The defendant also challenges a portion of the judge's charge concerning eyewitness identification. At the charge conference, the defendant objected to the use of that portion of the standard charge (see Commonwealth v. Rodriguez, 378 Mass. 296 , 311 , and Commonwealth v. Pressley, 390 Mass. 617 ), that states: "You may take into account . . . the strength of the identification." The judge adhered to the standard charge, and the defendant renewed his objection. In Commonwealth v. Jones, 423 Mass. 99 (1996), which was decided after the trial in this case, we stated:
"The instruction approved in Commonwealth v. Cuffie, [ 414 Mass. 632 (1993)], indicates that the jury should be told that they could 'take into account . . . the strength of the identification.' We would not object to the omission of that provision from a jury charge because it may suggest that the confidence with which a person makes an identification is a valid indicator of the accuracy of the recollection. There is doubt as to the soundness of that assumption. See State v. Long, 721 P.2d 483, 490 (Utah 1986). See also State v. Ramirez, 817 P.2d 774, 781 (Utah 1991)." Id. at 110 n.9.

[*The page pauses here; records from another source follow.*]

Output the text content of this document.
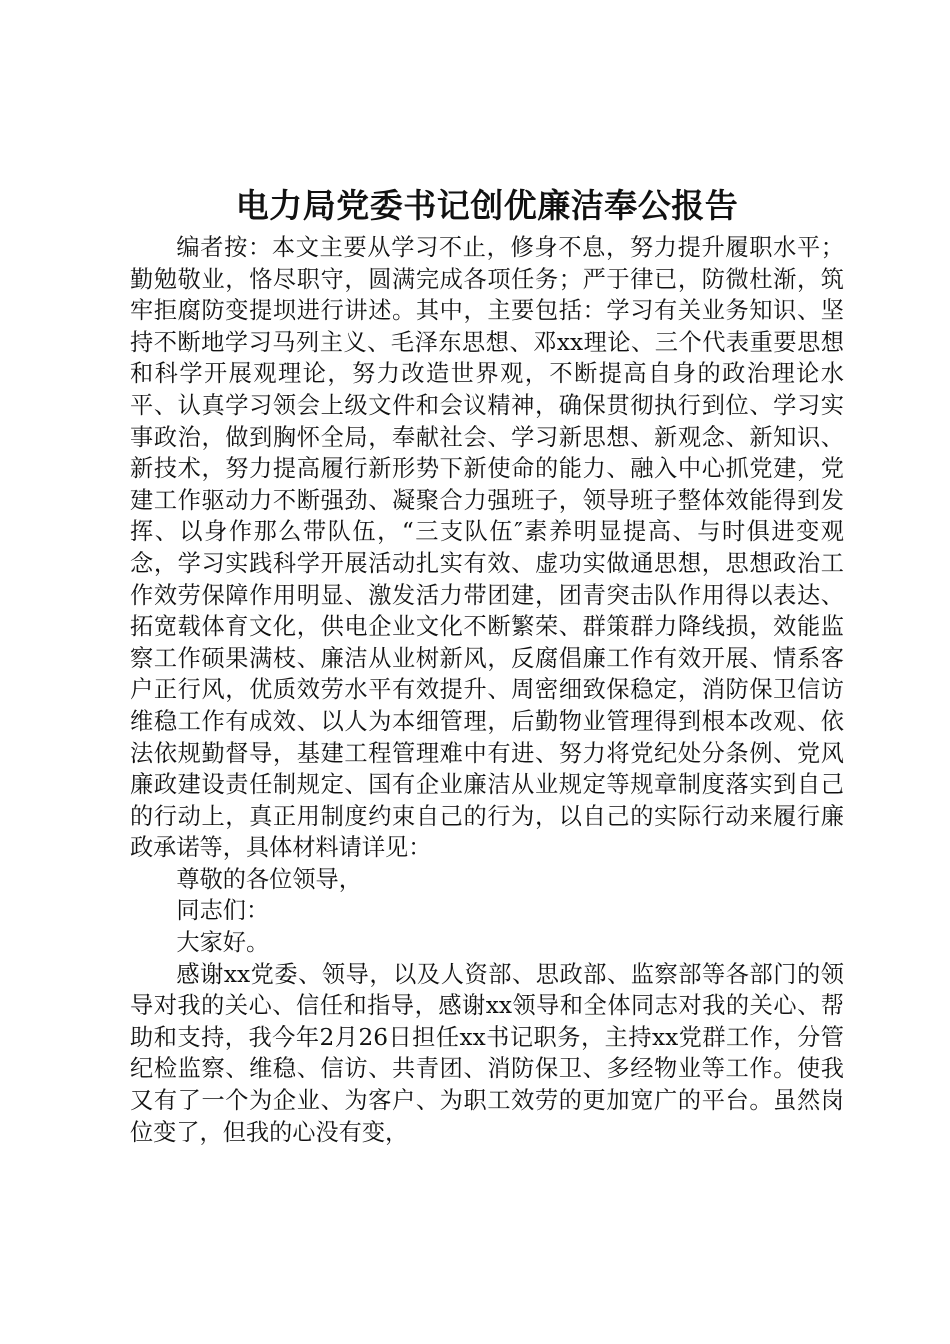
电力局党委书记创优廉洁奉公报告

编者按：本文主要从学习不止，修身不息，努力提升履职水平；勤勉敬业，恪尽职守，圆满完成各项任务；严于律已，防微杜渐，筑牢拒腐防变提坝进行讲述。其中，主要包括：学习有关业务知识、坚持不断地学习马列主义、毛泽东思想、邓xx理论、三个代表重要思想和科学开展观理论，努力改造世界观，不断提高自身的政治理论水平、认真学习领会上级文件和会议精神，确保贯彻执行到位、学习实事政治，做到胸怀全局，奉献社会、学习新思想、新观念、新知识、新技术，努力提高履行新形势下新使命的能力、融入中心抓党建，党建工作驱动力不断强劲、凝聚合力强班子，领导班子整体效能得到发挥、以身作那么带队伍，“三支队伍″素养明显提高、与时俱进变观念，学习实践科学开展活动扎实有效、虚功实做通思想，思想政治工作效劳保障作用明显、激发活力带团建，团青突击队作用得以表达、拓宽载体育文化，供电企业文化不断繁荣、群策群力降线损，效能监察工作硕果满枝、廉洁从业树新风，反腐倡廉工作有效开展、情系客户正行风，优质效劳水平有效提升、周密细致保稳定，消防保卫信访维稳工作有成效、以人为本细管理，后勤物业管理得到根本改观、依法依规勤督导，基建工程管理难中有进、努力将党纪处分条例、党风廉政建设责任制规定、国有企业廉洁从业规定等规章制度落实到自己的行动上，真正用制度约束自己的行为，以自己的实际行动来履行廉政承诺等，具体材料请详见：

尊敬的各位领导，

同志们：

大家好。

感谢xx党委、领导，以及人资部、思政部、监察部等各部门的领导对我的关心、信任和指导，感谢xx领导和全体同志对我的关心、帮助和支持，我今年2月26日担任xx书记职务，主持xx党群工作，分管纪检监察、维稳、信访、共青团、消防保卫、多经物业等工作。使我又有了一个为企业、为客户、为职工效劳的更加宽广的平台。虽然岗位变了，但我的心没有变，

We now conclude that, in cases tried hereafter, the challenged language should be omitted from the standard instruction concerning eyewitness testimony.
It is probably true that the challenged instruction has merit in so far as it deals with the testimony of a witness who expressed doubt about the accuracy of her identification, whether that identification was made during her testimony, or at a "showup" or lineup. Where, however, the witness has expressed great confidence in her identification of the defendant, the challenged instruction may pose a problem because,
as we noted in Commonwealth v. Jones, supra, there is significant doubt about whether there is any correlation between a witness's confidence in her identification and the accuracy of her recollection.
In this case, it was not error to give the challenged instruction. In the future, however, the significance, if any, of a witness's confidence in an identification should be left to cross-examination and to argument of counsel and should not, in the normal course, be a subject of a jury instruction.
[Note 1] On remand, the District Court judge concluded that the expert testimony was not sufficiently reliable to warrant its admission (United States v. Downing, 609 F. Supp. 784, 791 [E.D. Pa. 1985]), and the Appeals Court affirmed without a published opinion (United States v. Downing, 780 F.2d 1017 [3d Cir. 19851).